As a member of Whitehall’s field hockey team, she was a two-time LVC MVP, all-state and three-time LVC all-first team.
She was recruited by soccer programs like Vanderbilt University, American University, the University of Michigan, the University of Miami and the University of Oregon. For field hockey, she talked to Penn State and was recruited by La Salle, St. Joseph’s, Drexel University, Lehigh University, Lafayette College and Indiana.
A fallout with a club soccer team hurt Cunningham’s confidence on the soccer field. As a result, she decided to play field hockey at the collegiate level.
But when she decided she wanted to switch back to playing soccer, she had confidence she could pull it off. Coach Seamus O’Connor, who saw Cunningham play while scouting senior center midfielder Elaine Byerley, agreed.
“I knew it from talking to her and talking to her family it wasn’t going to be a problem,” O’Connor said. “She’s just a very hard worker and I knew she was going to put the time in to get better and to work on her foot skills.

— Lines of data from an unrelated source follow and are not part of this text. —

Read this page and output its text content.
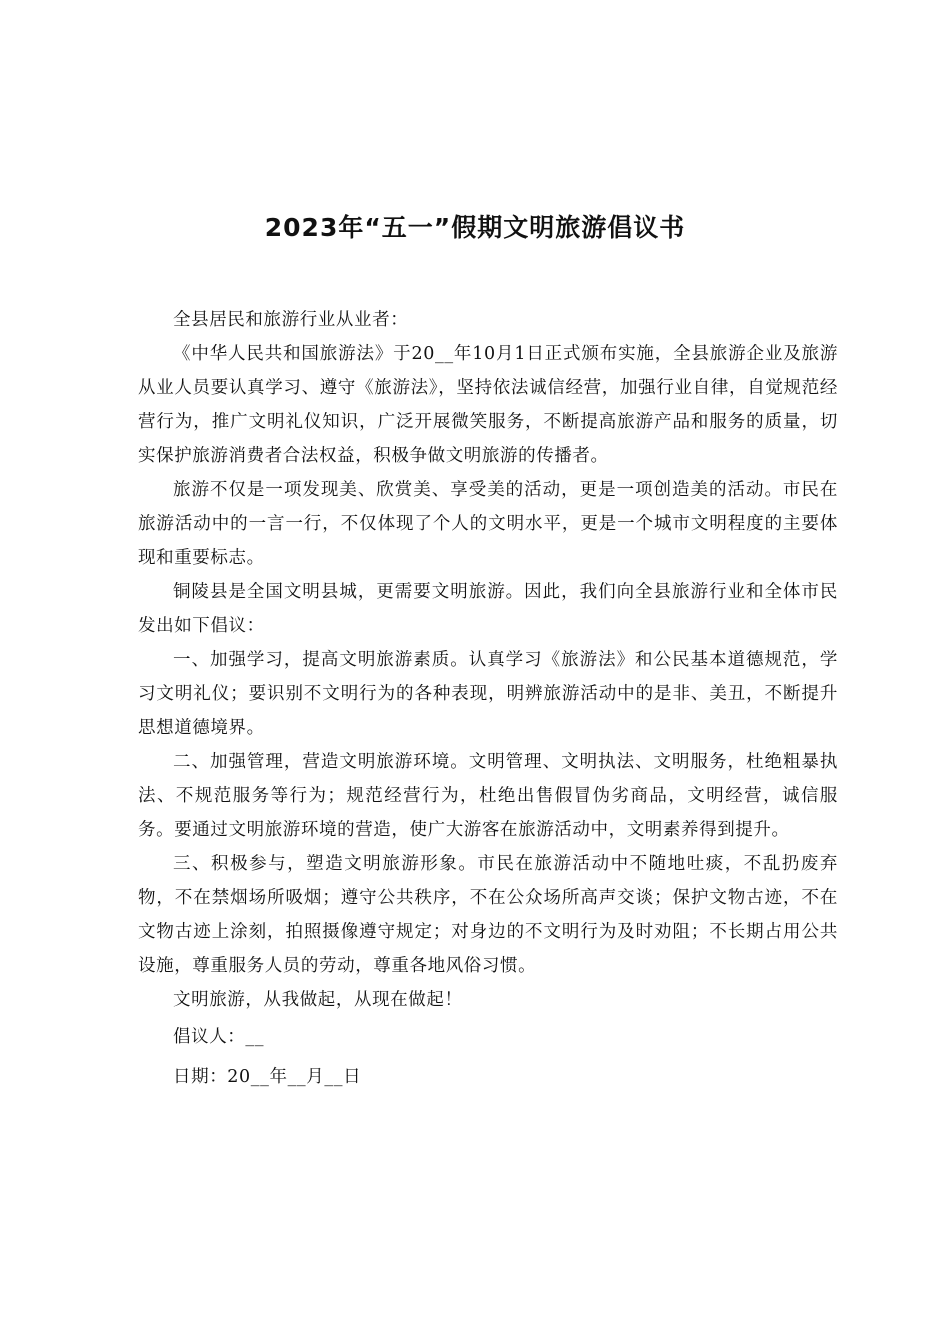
2023年“五一”假期文明旅游倡议书

全县居民和旅游行业从业者：

《中华人民共和国旅游法》于20__年10月1日正式颁布实施，全县旅游企业及旅游从业人员要认真学习、遵守《旅游法》，坚持依法诚信经营，加强行业自律，自觉规范经营行为，推广文明礼仪知识，广泛开展微笑服务，不断提高旅游产品和服务的质量，切实保护旅游消费者合法权益，积极争做文明旅游的传播者。

旅游不仅是一项发现美、欣赏美、享受美的活动，更是一项创造美的活动。市民在旅游活动中的一言一行，不仅体现了个人的文明水平，更是一个城市文明程度的主要体现和重要标志。

铜陵县是全国文明县城，更需要文明旅游。因此，我们向全县旅游行业和全体市民发出如下倡议：

一、加强学习，提高文明旅游素质。认真学习《旅游法》和公民基本道德规范，学习文明礼仪；要识别不文明行为的各种表现，明辨旅游活动中的是非、美丑，不断提升思想道德境界。

二、加强管理，营造文明旅游环境。文明管理、文明执法、文明服务，杜绝粗暴执法、不规范服务等行为；规范经营行为，杜绝出售假冒伪劣商品，文明经营，诚信服务。要通过文明旅游环境的营造，使广大游客在旅游活动中，文明素养得到提升。

三、积极参与，塑造文明旅游形象。市民在旅游活动中不随地吐痰，不乱扔废弃物，不在禁烟场所吸烟；遵守公共秩序，不在公众场所高声交谈；保护文物古迹，不在文物古迹上涂刻，拍照摄像遵守规定；对身边的不文明行为及时劝阻；不长期占用公共设施，尊重服务人员的劳动，尊重各地风俗习惯。

文明旅游，从我做起，从现在做起！

倡议人：__

日期：20__年__月__日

She’s just a natural athlete. She can pick up any sport and be good at it.”
Since coming to Temple in 2014, Cunningham has seven goals, four assists and 18 points. This year, she’s tied for second on the team in goals and points.
“She’s blossomed in terms of leadership, this is the most I’ve heard her talk this year,” O’Connor said. “I hear her more in practice, and I think going forward into next year, I expect to see it more in the offseason, too.”